Reihe: SteamPunk Band 1

Anthologie

 

Rezension von Torsten Scheib

 

Rezension:

Steampunk wächst und gedeiht. Nicht nur bei den großen Verlagen. Auch die alles andere als unscheinbaren, hiesigen Kleinverlage haben den Trend längst ebenfalls entdeckt. Mit einem signifikanten Unterschied: Während besagte Großverlage überwiegend auf Schriftsteller aus Übersee und England setzen (mit einigen wenigen prominenten Ausnahmen), beschränken sich die kleinen Brüder und Schwestern praktisch ausschließlich auf nationale Autoren.

Eine nicht nur löbliche, sondern auch richtige Gesinnung. Schließlich sind die Zeiten, in denen sich deutsche Phantastik nahezu vollständig aus dem – zu Unrecht – gescholtenen Heftromansektor zusammensetzte, längst vorbei. Stattdessen präsentiert sich die Szene anno 2012 als lebendig, vielseitig, erfrischend und ureigen; braucht sich ein bemerkenswert hoher Prozentsatz der deutschsprachigen Genrepublikationen gewiss nicht vor der nur scheinbar übermächtigen Konkurrenz aus Großbritannien, USA und Co. zu verstecken.

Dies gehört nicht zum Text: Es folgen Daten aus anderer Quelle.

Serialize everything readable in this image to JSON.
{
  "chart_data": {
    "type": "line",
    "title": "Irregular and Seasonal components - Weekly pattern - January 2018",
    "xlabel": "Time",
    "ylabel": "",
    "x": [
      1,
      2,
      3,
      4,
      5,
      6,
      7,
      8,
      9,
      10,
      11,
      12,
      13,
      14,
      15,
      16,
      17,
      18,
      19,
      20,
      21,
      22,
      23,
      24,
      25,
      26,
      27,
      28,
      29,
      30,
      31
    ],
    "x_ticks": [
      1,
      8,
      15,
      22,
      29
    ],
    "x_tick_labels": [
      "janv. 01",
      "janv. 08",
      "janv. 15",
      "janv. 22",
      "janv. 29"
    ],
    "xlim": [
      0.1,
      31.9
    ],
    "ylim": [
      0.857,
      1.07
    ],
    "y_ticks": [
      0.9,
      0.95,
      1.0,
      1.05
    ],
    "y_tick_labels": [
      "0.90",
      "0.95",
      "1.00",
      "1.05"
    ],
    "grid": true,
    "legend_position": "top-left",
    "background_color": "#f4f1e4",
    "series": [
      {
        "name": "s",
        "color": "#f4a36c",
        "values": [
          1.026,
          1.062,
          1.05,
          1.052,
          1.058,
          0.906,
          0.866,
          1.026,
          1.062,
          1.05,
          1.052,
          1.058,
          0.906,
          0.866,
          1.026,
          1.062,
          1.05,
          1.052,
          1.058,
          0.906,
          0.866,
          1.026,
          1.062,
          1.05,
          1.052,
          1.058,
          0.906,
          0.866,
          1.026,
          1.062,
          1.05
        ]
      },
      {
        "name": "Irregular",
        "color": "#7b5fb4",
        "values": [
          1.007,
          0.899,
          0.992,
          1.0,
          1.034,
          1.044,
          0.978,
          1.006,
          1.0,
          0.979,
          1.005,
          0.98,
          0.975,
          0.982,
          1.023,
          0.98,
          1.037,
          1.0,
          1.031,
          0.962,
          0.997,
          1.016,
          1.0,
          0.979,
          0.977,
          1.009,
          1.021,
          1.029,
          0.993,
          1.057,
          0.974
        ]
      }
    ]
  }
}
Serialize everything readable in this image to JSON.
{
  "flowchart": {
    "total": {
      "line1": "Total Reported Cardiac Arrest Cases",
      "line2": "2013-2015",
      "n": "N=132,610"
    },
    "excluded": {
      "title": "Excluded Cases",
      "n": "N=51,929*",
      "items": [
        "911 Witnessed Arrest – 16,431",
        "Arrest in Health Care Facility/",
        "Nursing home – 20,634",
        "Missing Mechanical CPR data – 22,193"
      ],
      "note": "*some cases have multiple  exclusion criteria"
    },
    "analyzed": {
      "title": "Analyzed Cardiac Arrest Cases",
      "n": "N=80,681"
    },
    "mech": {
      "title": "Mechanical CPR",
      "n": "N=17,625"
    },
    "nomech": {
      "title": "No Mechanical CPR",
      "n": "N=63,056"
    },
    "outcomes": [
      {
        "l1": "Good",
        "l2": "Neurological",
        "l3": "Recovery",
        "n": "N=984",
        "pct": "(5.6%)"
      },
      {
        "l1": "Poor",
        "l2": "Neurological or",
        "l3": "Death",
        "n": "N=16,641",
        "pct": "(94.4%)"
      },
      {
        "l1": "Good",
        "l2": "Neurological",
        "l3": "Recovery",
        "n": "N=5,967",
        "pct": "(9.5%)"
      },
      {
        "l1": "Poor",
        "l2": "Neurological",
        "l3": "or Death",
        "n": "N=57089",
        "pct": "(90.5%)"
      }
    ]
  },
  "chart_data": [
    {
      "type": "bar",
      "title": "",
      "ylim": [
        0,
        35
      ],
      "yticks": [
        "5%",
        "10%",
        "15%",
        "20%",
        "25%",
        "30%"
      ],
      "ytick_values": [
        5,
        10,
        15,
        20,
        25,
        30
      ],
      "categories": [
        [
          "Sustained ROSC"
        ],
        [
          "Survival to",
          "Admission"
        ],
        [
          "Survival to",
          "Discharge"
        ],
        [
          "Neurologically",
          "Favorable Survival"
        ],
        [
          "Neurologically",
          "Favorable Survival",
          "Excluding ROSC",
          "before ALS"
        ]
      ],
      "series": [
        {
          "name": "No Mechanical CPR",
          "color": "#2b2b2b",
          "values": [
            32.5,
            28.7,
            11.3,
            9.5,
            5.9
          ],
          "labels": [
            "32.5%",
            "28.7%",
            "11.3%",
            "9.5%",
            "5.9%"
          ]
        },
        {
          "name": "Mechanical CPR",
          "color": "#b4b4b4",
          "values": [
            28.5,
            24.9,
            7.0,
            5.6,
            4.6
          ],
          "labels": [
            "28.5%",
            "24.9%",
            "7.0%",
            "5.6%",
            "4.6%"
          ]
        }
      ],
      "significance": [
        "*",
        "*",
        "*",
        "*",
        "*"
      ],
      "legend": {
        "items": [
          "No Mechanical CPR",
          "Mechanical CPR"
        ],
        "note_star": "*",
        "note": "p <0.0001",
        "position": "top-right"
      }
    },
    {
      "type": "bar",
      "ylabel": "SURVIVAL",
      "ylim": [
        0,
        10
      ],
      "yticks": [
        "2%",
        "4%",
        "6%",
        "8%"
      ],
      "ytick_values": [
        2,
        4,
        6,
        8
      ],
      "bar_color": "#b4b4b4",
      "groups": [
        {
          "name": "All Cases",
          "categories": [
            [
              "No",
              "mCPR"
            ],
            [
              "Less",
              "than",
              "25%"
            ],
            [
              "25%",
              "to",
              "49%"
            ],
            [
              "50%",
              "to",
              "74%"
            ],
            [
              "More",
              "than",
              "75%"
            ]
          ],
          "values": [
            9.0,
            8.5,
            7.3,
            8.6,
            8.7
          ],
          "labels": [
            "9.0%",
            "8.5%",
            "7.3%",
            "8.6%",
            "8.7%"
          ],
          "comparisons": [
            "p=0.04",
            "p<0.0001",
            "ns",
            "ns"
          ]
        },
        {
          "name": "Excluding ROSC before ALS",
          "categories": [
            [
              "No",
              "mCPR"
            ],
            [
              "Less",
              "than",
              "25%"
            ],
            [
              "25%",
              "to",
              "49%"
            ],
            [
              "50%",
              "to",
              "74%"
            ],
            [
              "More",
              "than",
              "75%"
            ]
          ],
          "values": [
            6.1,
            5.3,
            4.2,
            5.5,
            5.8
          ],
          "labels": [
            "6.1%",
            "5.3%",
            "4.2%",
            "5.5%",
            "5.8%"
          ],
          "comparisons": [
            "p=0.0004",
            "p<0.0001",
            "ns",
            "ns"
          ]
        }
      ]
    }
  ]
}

Als passendes Paradebeispiel sei an dieser Stelle auf die exzellente Anthologie Geheimnisvolle Geschichten 2 – Steampunk verwiesen, 2011 im Verlag Saphir im Stahl erschienen und völlig verdient der diesjährige DPP-Gewinner in der Kategorie Beste Original-Anthologie.

Unter Garantie hätte jeder Leser auf ein Konglomerat internationaler Autoren getippt, wenn die Namen der Teilnehmer gefehlt hätten. Stattdessen trieben sich die vertretenen semi- und professionellen Schreiberlinge gegenseitig zu erstaunlichen Höchstleistungen, die es in ihren besten Momenten mit der einzigen darin enthaltenen Story eines Briten (James Lovegrove) durchaus aufnehmen können, wenngleich – so viel Fairness muss sein – besagter Beitrag zweifellos das Highlight darstellte. Auf jeden Fall war es nur eine Frage der Zeit, bis die ebenso arbeitsame wie erfolgreiche Autorin/Herausgeberin Alisha Bionda Dampf, Zahnräder und die Viktorianische Epoche für sich entdecken würde. Et voilá – Erinnerungen an Morgen, der erste Band der geplanten Steampunk-Reihe innerhalb des Fabylon-Verlags. Bleibt nur die alles entscheidende Frage: Kann es auch diese Anthologie mit den internationalen Größen aufnehmen?

 

Den Auftakt markiert eine Erzählung mit dem passenden Titel Steam is Beautiful von Guido Krain – und ein bemerkenswerter Zusatz. Denn noch bevor man die erste Zeile in Angriff genommen hat, fällt unweigerlich folgende kleine Bemerkung auf: »Prolog-Story zu dem Roman Argentum Noctis, Band 3 der Reihe«. Also eine kleine Werbemaßnahme, um die angedachte Reihe etwas zu pushen demnach? Dreist oder gelungen? In diesem Falle sicherlich letzteres. Krains Beitrag jongliert gekonnt mit den bekannten Tropen, welche in diesem Falle ein junger Erfinder, eine ominöse Erbschaft – sowie ein Automat in Form eines charmanten Dienstmädchens sind. Es könnte alles so harmonisch für den Protagonisten, Charles Eagleton, verlaufen, würde Guido Krain seinem sympathischen Helden nicht ein paar gehörige Gewitterwolken auf den Hals hetzen, welche in Form eines religiösen Fanatikers daherkommen und etwas mit Eagletons Erbschaft gemein haben …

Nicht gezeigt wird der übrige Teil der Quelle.